In a sign of the widening violence, eight people were killed in the Caribbean resort of Cancun early on Tuesday when suspected drug hitmen threw Molotov cocktails into a bar on the city's outskirts, the local attorney general's office said.

In Mexico City, masked police paraded a handcuffed Valdez before reporters. Wearing a green polo shirt and jeans, the man nicknamed La Barbie for his fair complexion grinned openly as officials discussed his capture near Mexico City on Monday.

This operation closes a chapter in drug trafficking in Mexico, senior federal police official Facundo Rosas told local television.

Six other men, including another Texan, were arrested with Valdez and police found weapons, vehicles, cocaine and cellphones at a safe house guarded by cartel gunmen.

Washington declined to say whether it would push for Valdez to be sent to face trial in U.S. courts where he has been indicted for drug trafficking.

The federal police plan is to first process him here in Mexico for alleged crimes ... and then there are the cases pending outside the country, especially the United States, said Rosas.

Yet the arrest is unlikely to end the bloodshed that presents a growing image problem for Mexico as it struggles out of recession and seeks to hold on to tourist revenues.

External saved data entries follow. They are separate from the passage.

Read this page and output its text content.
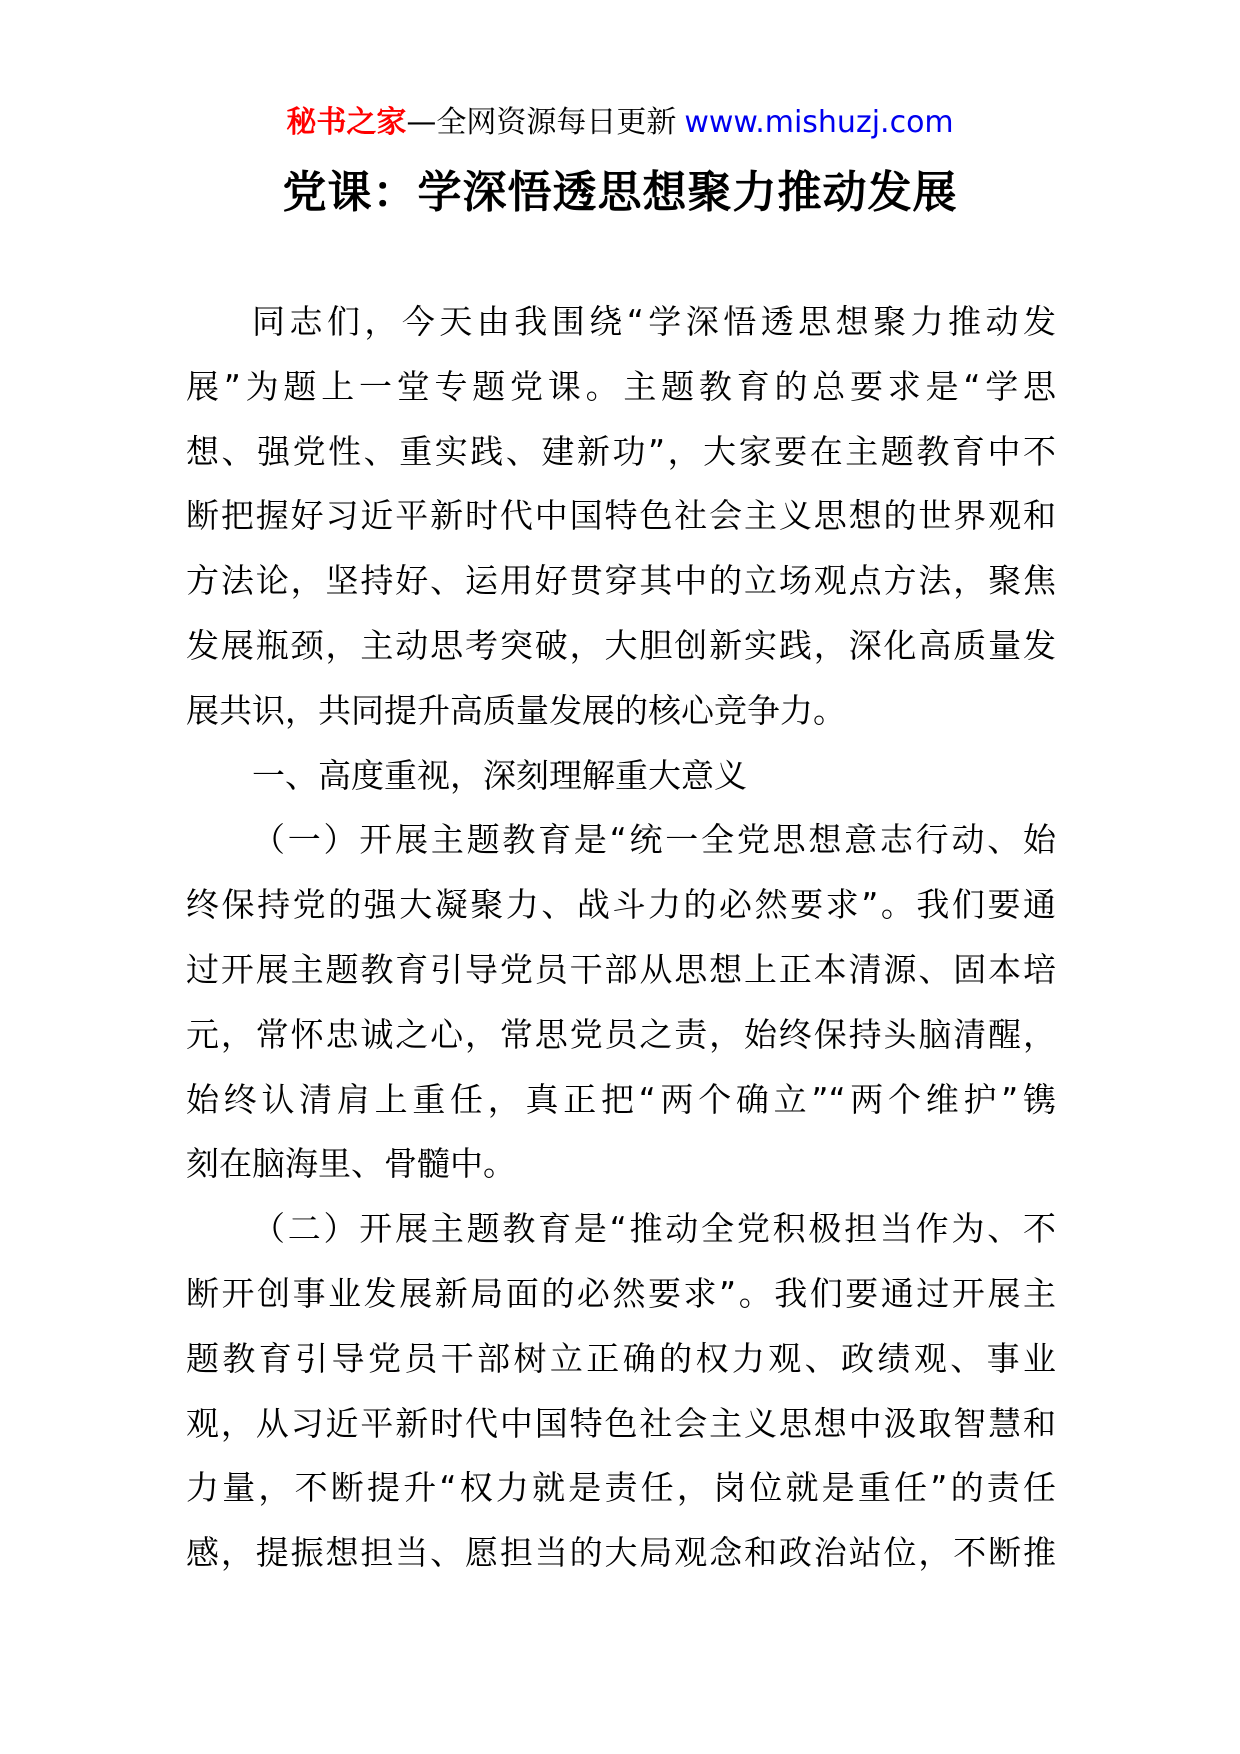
秘书之家—全网资源每日更新 www.mishuzj.com
党课：学深悟透思想聚力推动发展
同志们，今天由我围绕“学深悟透思想聚力推动发
展”为题上一堂专题党课。主题教育的总要求是“学思
想、强党性、重实践、建新功”，大家要在主题教育中不
断把握好习近平新时代中国特色社会主义思想的世界观和
方法论，坚持好、运用好贯穿其中的立场观点方法，聚焦
发展瓶颈，主动思考突破，大胆创新实践，深化高质量发
展共识，共同提升高质量发展的核心竞争力。
一、高度重视，深刻理解重大意义
（一）开展主题教育是“统一全党思想意志行动、始
终保持党的强大凝聚力、战斗力的必然要求”。我们要通
过开展主题教育引导党员干部从思想上正本清源、固本培
元，常怀忠诚之心，常思党员之责，始终保持头脑清醒，
始终认清肩上重任，真正把“两个确立”“两个维护”镌
刻在脑海里、骨髓中。
（二）开展主题教育是“推动全党积极担当作为、不
断开创事业发展新局面的必然要求”。我们要通过开展主
题教育引导党员干部树立正确的权力观、政绩观、事业
观，从习近平新时代中国特色社会主义思想中汲取智慧和
力量，不断提升“权力就是责任，岗位就是重任”的责任
感，提振想担当、愿担当的大局观念和政治站位，不断推
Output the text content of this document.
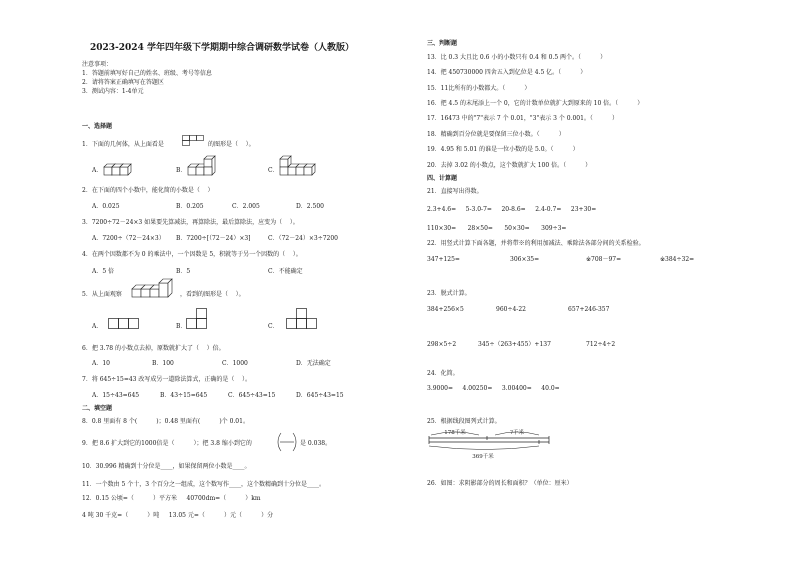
2023-2024 学年四年级下学期期中综合调研数学试卷（人教版）
注意事项：
1．答题前填写好自己的姓名、班级、考号等信息
2．请将答案正确填写在答题区
3．测试内容：1-4单元
一、选择题
1．下面的几何体，从上面看是	的图形是（    ）。
A．	B．	C．
2．在下面的四个小数中，能化简的小数是（    ）
A．0.025	B．0.205	C．2.005	D．2.500
3．7200÷72－24×3 如果要先算减法，再算除法，最后算除法，应变为（    ）。
A．7200÷（72－24×3） B．7200÷[（72－24）×3]	C．（72－24）×3÷7200
4．在两个因数都不为 0 的乘法中，一个因数是 5，积就等于另一个因数的（    ）。
A．5 倍	B．5	C．不能确定
5．从上面观察	，看到的图形是（    ）。
A．	B．	C．
6．把 3.78 的小数点去掉，原数就扩大了（    ）倍。
A．10	B．100	C．1000	D．无法确定
7．将 645÷15=43 改写成另一道除法算式，正确的是（    ）。
A．15÷43=645	B．43÷15=645	C．645÷43=15	D．645÷43=15
二、填空题
8．0.8 里面有 8 个(          )；0.48 里面有(          )个 0.01。
9．把 8.6 扩大到它的1000倍是（          ）；把 3.8 缩小到它的	是 0.038。
10．30.996 精确到十分位是____，如果保留两位小数是____。
11．一个数由 5 个十，3 个百分之一组成，这个数写作____，这个数精确到十分位是____。
12．0.15 公顷=（          ）平方米     40700dm=（          ）km
4 吨 30 千克=（          ）吨     13.05 元=（          ）元（          ）分
三、判断题
13．比 0.3 大且比 0.6 小的小数只有 0.4 和 0.5 两个。（          ）
14．把 450730000 四舍五入到亿位是 4.5 亿。（          ）
15．11比所有的小数都大。（          ）
16．把 4.5 的末尾添上一个 0，它的计数单位就扩大到原来的 10 倍。（          ）
17．16473 中的"7"表示 7 个 0.01，"3"表示 3 个 0.001。（          ）
18．精确到百分位就是要保留三位小数。（          ）
19．4.95 和 5.01 的谁是一位小数的是 5.0。（          ）
20．去掉 3.02 的小数点，这个数就扩大 100 倍。（          ）
四、计算题
21．直接写出得数。
2.3+4.6=     5-3.0-7=     20-8.6=     2.4-0.7=     23+30=
110×30=      28×50=      50×30=      309÷3=
22．用竖式计算下面各题，并将带※的利用加减法、乘除法各部分间的关系检验。
347+125=	306×35=	※708－97=	※384÷32=
23．脱式计算。
384+256×5	960÷4-22	657+246-357
298×5÷2	345÷（263+455）+137	712÷4÷2
24．化简。
3.9000=     4.00250=     3.00400=     40.0=
25．根据线段图列式计算。
178千米	?千米
369千米
26．如图：求阴影部分的周长和面积？（单位：厘米）
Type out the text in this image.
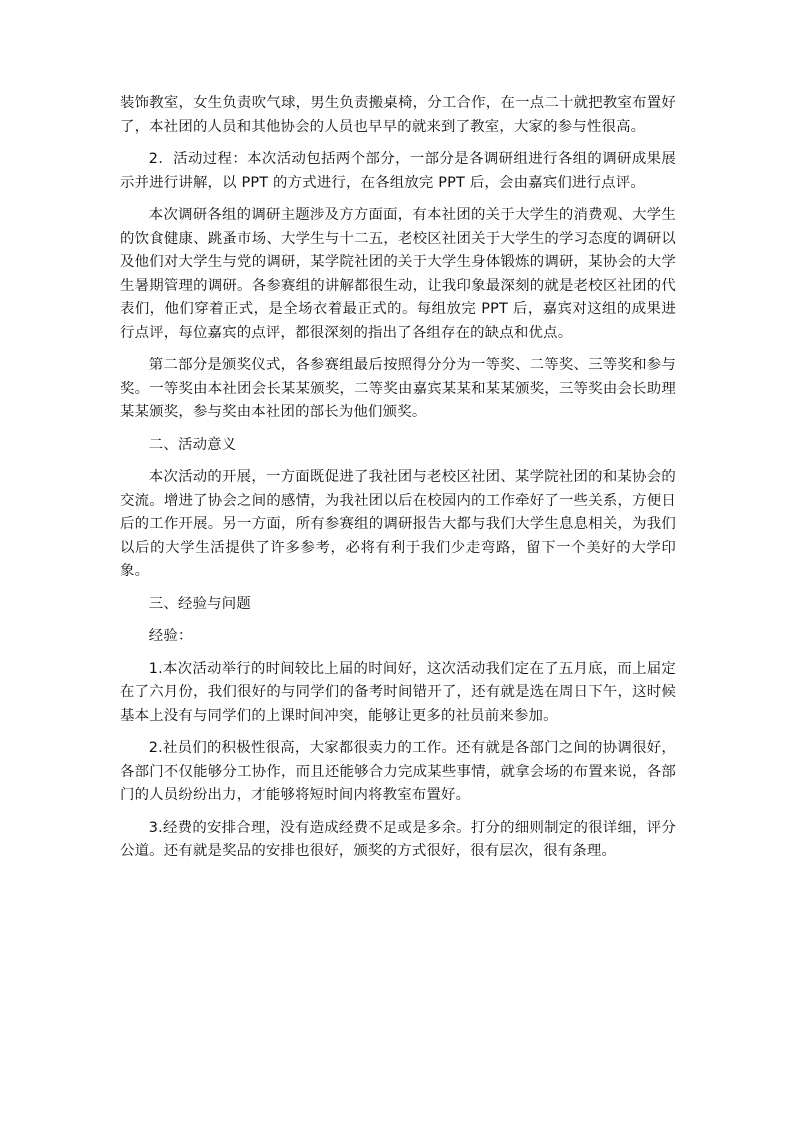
装饰教室，女生负责吹气球，男生负责搬桌椅，分工合作，在一点二十就把教室布置好了，本社团的人员和其他协会的人员也早早的就来到了教室，大家的参与性很高。

2．活动过程：本次活动包括两个部分，一部分是各调研组进行各组的调研成果展示并进行讲解，以 PPT 的方式进行，在各组放完 PPT 后，会由嘉宾们进行点评。

本次调研各组的调研主题涉及方方面面，有本社团的关于大学生的消费观、大学生的饮食健康、跳蚤市场、大学生与十二五，老校区社团关于大学生的学习态度的调研以及他们对大学生与党的调研，某学院社团的关于大学生身体锻炼的调研，某协会的大学生暑期管理的调研。各参赛组的讲解都很生动，让我印象最深刻的就是老校区社团的代表们，他们穿着正式，是全场衣着最正式的。每组放完 PPT 后，嘉宾对这组的成果进行点评，每位嘉宾的点评，都很深刻的指出了各组存在的缺点和优点。

第二部分是颁奖仪式，各参赛组最后按照得分分为一等奖、二等奖、三等奖和参与奖。一等奖由本社团会长某某颁奖，二等奖由嘉宾某某和某某颁奖，三等奖由会长助理某某颁奖，参与奖由本社团的部长为他们颁奖。

二、活动意义

本次活动的开展，一方面既促进了我社团与老校区社团、某学院社团的和某协会的交流。增进了协会之间的感情，为我社团以后在校园内的工作牵好了一些关系，方便日后的工作开展。另一方面，所有参赛组的调研报告大都与我们大学生息息相关，为我们以后的大学生活提供了许多参考，必将有利于我们少走弯路，留下一个美好的大学印象。

三、经验与问题

经验：

1.本次活动举行的时间较比上届的时间好，这次活动我们定在了五月底，而上届定在了六月份，我们很好的与同学们的备考时间错开了，还有就是选在周日下午，这时候基本上没有与同学们的上课时间冲突，能够让更多的社员前来参加。

2.社员们的积极性很高，大家都很卖力的工作。还有就是各部门之间的协调很好，各部门不仅能够分工协作，而且还能够合力完成某些事情，就拿会场的布置来说，各部门的人员纷纷出力，才能够将短时间内将教室布置好。

3.经费的安排合理，没有造成经费不足或是多余。打分的细则制定的很详细，评分公道。还有就是奖品的安排也很好，颁奖的方式很好，很有层次，很有条理。
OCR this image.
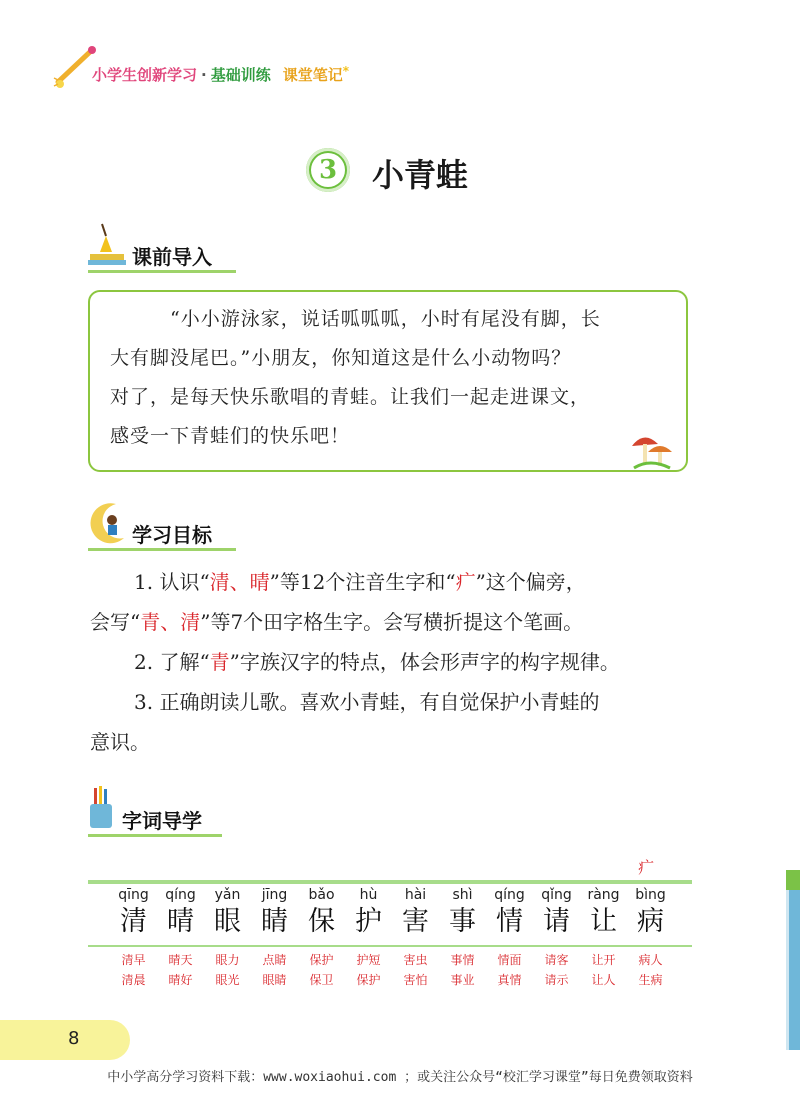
小学生创新学习 · 基础训练 课堂笔记*
3 小青蛙
课前导入
“小小游泳家，说话呱呱呱，小时有尾没有脚，长
大有脚没尾巴。”小朋友，你知道这是什么小动物吗？
对了，是每天快乐歌唱的青蛙。让我们一起走进课文，
感受一下青蛙们的快乐吧！
学习目标

1. 认识“清、晴”等12个注音生字和“疒”这个偏旁，

会写“青、清”等7个田字格生字。会写横折提这个笔画。

2. 了解“青”字族汉字的特点，体会形声字的构字规律。

3. 正确朗读儿歌。喜欢小青蛙，有自觉保护小青蛙的

意识。

字词导学
疒
qīng
清
qíng
晴
yǎn
眼
jīng
睛
bǎo
保
hù
护
hài
害
shì
事
qíng
情
qǐng
请
ràng
让
bìng
病
清早
清晨
晴天
晴好
眼力
眼光
点睛
眼睛
保护
保卫
护短
保护
害虫
害怕
事情
事业
情面
真情
请客
请示
让开
让人
病人
生病
8
中小学高分学习资料下载：www.woxiaohui.com ；或关注公众号“校汇学习课堂”每日免费领取资料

More than 28,000 people have died since Calderon launched his crackdown in late 2006. The violence shows no sign of stopping as gangs battle for control of smuggling routes.

BEHEADINGS, TORTURE

Officials say Valdez, as a leader of the Beltran Leyva cartel based in central Mexico, trafficked a tonne of cocaine each month and was responsible for several dozen murders.

He is believed to be behind beheadings of rivals, the torture and mutilation of victims and the slaughter of the family of a marine who took part in the killing of his former boss Arturo Beltran Leyva in December.

But Valdez's operations were small compared to Mexico's top gangs -- the Sinaloa, Gulf and Juarez cartels -- that smuggle the majority of the 140 tonnes of cocaine the United Nations estimates that Mexico exports to the United States every year.

Neither is the arrest likely to end violence in border areas like Ciudad Juarez, across from El Paso, Texas, or in Mexico's wealthy northern city of Monterrey, which is being sucked into the drug war this year.

Valdez's arrest follows an operation in July that killed Ignacio Nacho Coronel, No. 3 in the Sinaloa cartel.

While the government hopes the victories will weaken Mexican cartels, such operations have intensified bloodshed at least temporarily as subordinates battle for control of gangs believed to rake in up to $40 billion a year.

Valdez had been a top contender to head the Beltran Leyva cartel since its boss was killed by soldiers in December.

The investigation has not been concluded ... and at this stage it is not clear who could replace him, Rosas said.

Born into a middle-class family, Valdez is said to have played American football at school and developed a taste for luxury before coming to Mexico to work in the drug trade.